La rue du Cul de plomb

Posté le 16/01/2019 dans Le feuilleton.

Chapitre 37.
Ce mois d’octobre crache d’infimes gouttelettes qui peu à peu enveloppent la ville d’une brume blanche et ténue. Zélie est là et essaie de voir la voiture militaire, elle a beau cligner des yeux, elle a disparue comme absorbée par cet univers cotonneux. Le Père l’a larguée sur le trottoir devant l’entrée du lycée : « je ne peux pas attendre ! Alors quand la cloche sonnera, tu te débrouilles pour trouver ta classe. Ce ne sera pas difficile, il n’y a qu’une seule 6ème. » Puis il s’est engouffré dans la voiture, le chauffeur a démarré en trombe et Zélie est là, seule au milieu des familles qui accompagnent leurs enfants, les petits, les plus grands. Des familles aux accents français, anglais, américain, autrichien. Des familles avec quelques filles mais beaucoup de garçons, de 7 à 11 ans et un peu plus. Ceux-ci vont inaugurer ce qui l’année suivante sera reconnu  comme le lycée  Français International  de Vienne[i], pour l’instant installé  en  plein centre de la ville, en territoire administré par les Américains. Lycée ouvert à tous les enfants quelle que soit leur nationalité, ce qui explique le brouhaha linguistique. Si certaines familles autrichiennes ont choisi d’inscrire leurs enfants dans cet établissement, malgré le fait qu’il soit à l’initiative de l’occupant français, manque à l’appel les enfants de l’armée russe, ce qui étonne Zélie. Le Père lui expliquera plus tard que les Russes font toujours bande à part et n’entretiennent aucune relation, en dehors des contraintes administratives, avec les autres armées. Ils vivent en autarcie sur leur zone d’occupation qu’ils considèrent comme un appendice de la grande Russie ! Ce jour là le Père lui a dit aussi qu’elle serait dans une classe mixte, les garçons et les filles mélangés ! Une grande première pour elle ; la raison : il n’y a pas assez de filles inscrites pour former une classe.
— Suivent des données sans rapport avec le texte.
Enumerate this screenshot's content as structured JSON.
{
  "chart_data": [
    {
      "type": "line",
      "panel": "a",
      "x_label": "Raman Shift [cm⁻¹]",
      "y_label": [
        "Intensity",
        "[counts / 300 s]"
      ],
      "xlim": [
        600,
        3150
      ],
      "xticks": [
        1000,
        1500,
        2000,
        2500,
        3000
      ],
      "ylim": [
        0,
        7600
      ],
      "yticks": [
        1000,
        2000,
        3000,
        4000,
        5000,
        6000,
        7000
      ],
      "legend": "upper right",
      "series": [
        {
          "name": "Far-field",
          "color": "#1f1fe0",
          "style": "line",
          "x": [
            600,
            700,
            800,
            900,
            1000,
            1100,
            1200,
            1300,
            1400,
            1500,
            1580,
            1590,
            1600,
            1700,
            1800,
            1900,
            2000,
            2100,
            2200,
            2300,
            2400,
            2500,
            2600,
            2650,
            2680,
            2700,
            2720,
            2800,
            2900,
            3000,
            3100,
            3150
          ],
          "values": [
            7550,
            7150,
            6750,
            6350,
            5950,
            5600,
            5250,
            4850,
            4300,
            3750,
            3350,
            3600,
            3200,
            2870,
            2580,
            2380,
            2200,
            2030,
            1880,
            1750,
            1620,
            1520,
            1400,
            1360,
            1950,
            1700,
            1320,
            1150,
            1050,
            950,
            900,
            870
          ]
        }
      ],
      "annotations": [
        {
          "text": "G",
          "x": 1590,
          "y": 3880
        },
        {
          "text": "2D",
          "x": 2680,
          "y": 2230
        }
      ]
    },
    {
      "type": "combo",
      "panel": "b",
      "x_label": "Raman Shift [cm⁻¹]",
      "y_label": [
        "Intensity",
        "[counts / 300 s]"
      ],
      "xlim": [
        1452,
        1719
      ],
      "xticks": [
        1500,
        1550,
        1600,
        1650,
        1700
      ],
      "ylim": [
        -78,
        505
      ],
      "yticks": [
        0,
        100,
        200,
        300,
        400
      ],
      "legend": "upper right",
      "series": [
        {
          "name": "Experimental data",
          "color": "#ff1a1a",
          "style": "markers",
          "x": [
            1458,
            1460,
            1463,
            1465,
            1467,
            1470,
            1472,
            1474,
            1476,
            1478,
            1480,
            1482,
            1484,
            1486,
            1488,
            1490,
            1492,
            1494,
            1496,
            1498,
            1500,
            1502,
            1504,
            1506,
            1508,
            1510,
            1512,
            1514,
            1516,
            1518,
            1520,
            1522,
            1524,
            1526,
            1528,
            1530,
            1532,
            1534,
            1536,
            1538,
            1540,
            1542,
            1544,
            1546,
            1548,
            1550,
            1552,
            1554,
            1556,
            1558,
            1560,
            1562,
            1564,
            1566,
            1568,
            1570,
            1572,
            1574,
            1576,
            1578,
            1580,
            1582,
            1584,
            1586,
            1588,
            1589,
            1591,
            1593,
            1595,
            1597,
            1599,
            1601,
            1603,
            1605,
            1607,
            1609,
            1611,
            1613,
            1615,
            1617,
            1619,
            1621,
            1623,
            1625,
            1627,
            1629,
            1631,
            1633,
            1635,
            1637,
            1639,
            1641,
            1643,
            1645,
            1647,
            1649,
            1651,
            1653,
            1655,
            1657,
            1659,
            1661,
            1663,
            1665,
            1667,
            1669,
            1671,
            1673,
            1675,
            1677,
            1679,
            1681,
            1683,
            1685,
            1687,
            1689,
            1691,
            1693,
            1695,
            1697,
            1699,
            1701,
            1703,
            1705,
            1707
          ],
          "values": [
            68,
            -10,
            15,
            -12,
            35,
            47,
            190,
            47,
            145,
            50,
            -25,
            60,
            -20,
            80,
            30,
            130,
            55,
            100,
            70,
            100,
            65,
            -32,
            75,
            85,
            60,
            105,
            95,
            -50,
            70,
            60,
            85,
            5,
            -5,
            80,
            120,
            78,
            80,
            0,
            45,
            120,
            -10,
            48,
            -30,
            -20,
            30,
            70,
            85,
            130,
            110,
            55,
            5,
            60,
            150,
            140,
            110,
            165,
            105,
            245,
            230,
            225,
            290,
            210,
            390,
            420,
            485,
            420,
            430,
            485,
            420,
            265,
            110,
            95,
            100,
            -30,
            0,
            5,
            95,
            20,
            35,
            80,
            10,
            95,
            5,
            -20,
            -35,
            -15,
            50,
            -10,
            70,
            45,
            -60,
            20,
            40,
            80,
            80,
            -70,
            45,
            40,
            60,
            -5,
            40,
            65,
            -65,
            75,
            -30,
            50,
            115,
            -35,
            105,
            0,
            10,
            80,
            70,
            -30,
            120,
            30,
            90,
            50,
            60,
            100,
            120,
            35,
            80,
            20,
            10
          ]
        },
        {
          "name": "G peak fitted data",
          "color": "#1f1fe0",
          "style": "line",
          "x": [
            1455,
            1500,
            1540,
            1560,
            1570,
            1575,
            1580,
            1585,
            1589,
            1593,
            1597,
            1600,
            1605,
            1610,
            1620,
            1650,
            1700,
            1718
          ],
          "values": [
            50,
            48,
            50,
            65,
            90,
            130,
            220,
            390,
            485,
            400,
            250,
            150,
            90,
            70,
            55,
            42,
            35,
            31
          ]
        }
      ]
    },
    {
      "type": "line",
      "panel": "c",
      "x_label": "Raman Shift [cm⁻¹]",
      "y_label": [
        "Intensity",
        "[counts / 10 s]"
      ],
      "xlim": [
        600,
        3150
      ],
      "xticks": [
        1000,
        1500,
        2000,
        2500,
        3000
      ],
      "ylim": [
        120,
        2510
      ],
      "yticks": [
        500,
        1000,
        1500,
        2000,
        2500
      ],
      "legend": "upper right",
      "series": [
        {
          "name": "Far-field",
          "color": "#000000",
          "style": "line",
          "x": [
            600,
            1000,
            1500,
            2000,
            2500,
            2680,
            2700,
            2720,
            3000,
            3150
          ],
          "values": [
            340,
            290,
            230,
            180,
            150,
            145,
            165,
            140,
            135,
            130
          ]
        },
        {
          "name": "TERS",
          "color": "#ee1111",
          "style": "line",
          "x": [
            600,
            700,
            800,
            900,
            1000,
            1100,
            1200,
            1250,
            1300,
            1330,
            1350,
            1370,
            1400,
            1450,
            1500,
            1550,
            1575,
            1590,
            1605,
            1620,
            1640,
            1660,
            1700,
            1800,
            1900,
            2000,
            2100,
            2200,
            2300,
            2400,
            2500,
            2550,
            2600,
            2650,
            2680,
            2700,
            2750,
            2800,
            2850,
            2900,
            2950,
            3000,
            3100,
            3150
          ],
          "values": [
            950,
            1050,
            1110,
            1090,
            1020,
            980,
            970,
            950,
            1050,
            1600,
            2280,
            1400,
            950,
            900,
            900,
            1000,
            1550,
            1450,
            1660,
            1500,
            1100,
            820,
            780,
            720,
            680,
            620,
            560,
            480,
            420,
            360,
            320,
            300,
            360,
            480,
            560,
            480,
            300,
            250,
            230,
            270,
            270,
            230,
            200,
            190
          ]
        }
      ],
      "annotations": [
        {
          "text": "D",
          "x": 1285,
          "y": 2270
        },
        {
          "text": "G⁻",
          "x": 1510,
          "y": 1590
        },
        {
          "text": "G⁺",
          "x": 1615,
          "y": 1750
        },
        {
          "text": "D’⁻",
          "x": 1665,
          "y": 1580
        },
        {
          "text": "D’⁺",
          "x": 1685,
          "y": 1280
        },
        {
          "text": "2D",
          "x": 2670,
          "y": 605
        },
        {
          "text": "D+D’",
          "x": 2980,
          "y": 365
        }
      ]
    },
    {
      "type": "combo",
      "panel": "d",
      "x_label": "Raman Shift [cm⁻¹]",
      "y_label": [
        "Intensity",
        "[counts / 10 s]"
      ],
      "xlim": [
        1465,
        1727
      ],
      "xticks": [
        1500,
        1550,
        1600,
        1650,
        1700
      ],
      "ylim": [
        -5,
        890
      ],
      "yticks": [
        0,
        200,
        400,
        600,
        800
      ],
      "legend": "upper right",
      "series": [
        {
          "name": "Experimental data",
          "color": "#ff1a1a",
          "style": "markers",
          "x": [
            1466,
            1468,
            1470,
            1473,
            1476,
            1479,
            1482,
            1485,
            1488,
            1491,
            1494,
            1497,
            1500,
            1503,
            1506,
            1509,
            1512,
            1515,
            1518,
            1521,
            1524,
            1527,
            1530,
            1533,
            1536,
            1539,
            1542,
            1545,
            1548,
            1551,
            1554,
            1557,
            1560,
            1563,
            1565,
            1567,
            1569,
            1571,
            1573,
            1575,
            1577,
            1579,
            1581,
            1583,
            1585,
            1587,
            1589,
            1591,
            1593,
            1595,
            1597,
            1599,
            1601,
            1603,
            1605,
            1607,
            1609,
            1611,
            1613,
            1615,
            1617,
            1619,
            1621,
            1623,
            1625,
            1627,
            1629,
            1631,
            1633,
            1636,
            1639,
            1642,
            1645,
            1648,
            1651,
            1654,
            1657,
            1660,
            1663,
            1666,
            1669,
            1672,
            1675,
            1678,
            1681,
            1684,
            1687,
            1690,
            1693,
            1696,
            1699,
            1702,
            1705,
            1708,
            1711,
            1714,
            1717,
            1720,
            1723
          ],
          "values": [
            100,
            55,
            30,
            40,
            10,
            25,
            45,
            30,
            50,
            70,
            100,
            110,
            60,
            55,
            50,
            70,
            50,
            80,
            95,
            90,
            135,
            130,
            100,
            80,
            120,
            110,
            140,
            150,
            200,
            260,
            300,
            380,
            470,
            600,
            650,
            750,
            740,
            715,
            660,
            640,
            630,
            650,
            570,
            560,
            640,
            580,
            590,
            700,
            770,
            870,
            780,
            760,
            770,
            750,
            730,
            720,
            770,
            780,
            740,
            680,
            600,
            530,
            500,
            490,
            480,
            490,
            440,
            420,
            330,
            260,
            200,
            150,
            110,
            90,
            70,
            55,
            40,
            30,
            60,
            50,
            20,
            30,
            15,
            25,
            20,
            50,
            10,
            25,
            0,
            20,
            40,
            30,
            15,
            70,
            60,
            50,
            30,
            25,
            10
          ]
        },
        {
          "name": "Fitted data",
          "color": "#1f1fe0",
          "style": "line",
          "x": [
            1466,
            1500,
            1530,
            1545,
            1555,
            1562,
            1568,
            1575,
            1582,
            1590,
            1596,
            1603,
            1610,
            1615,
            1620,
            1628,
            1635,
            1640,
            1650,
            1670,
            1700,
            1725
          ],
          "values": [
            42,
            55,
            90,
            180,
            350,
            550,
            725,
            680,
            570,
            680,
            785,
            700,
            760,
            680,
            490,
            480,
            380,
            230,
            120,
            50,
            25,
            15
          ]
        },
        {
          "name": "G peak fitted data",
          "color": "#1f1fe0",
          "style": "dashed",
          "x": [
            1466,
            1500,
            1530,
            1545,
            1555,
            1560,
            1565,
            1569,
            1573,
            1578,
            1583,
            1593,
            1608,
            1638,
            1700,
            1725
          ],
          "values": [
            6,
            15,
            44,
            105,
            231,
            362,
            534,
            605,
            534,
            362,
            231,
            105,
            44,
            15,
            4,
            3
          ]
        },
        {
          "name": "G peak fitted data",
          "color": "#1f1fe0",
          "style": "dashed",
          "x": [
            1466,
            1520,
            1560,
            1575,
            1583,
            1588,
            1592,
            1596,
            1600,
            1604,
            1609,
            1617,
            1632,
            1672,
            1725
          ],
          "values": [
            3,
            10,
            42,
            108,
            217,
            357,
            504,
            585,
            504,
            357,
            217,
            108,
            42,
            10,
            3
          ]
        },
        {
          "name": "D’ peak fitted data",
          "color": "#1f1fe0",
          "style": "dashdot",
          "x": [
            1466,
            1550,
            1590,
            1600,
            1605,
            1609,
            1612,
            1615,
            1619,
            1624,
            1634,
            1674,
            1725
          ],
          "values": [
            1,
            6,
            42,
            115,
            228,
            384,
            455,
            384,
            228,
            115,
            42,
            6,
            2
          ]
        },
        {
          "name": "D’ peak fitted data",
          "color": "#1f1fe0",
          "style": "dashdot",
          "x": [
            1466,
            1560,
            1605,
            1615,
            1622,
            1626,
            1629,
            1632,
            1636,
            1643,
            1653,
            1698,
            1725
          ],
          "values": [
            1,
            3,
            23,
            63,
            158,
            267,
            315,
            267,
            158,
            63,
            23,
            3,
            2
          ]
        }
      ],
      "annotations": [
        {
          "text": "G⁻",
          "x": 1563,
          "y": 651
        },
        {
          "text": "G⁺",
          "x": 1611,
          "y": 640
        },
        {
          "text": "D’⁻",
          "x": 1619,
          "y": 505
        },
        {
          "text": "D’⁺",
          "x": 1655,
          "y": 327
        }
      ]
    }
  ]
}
Aujourd’hui, c’est avec un peu d’appréhension que Zélie, qui se tient à l’écart, observe le rassemblement, elle essaie de repérer les filles de son âge susceptibles d’entrer en 6ème. Mais elle n’en voit pas ; par contre il y a bien une douzaine de garçons qui pourraient faire l’affaire. Elle en est là de ses supputations lorsque le son aigrelet de la cloche se fait entendre et que, dans le même temps, une grosse berline noire s’arrête dans un crissement de pneus. Les portes claquent à la volée et en sort toute une tribu : une dame imposante un bébé dans les bras, une paire de jumeaux accrochée à ses basques et s’éparpillant 2 garçons et 2  filles de 5 à 12 ans environ. La famille Aunis au complet occupe le terrain ! D’un ton péremptoire, Madame Aunis a réparti sa progéniture par ordre d’âge et d’un pas décidé les a distribué dans les files constituées par classes. C’est ainsi que l’ainée de ses filles, et de la fratrie, est venue rejoindre Zélie dans la file de  sixième, où elle désespérait  de se retrouver seule au milieu des garçons : 5 Autrichiens, 3 Anglais et 7 Français.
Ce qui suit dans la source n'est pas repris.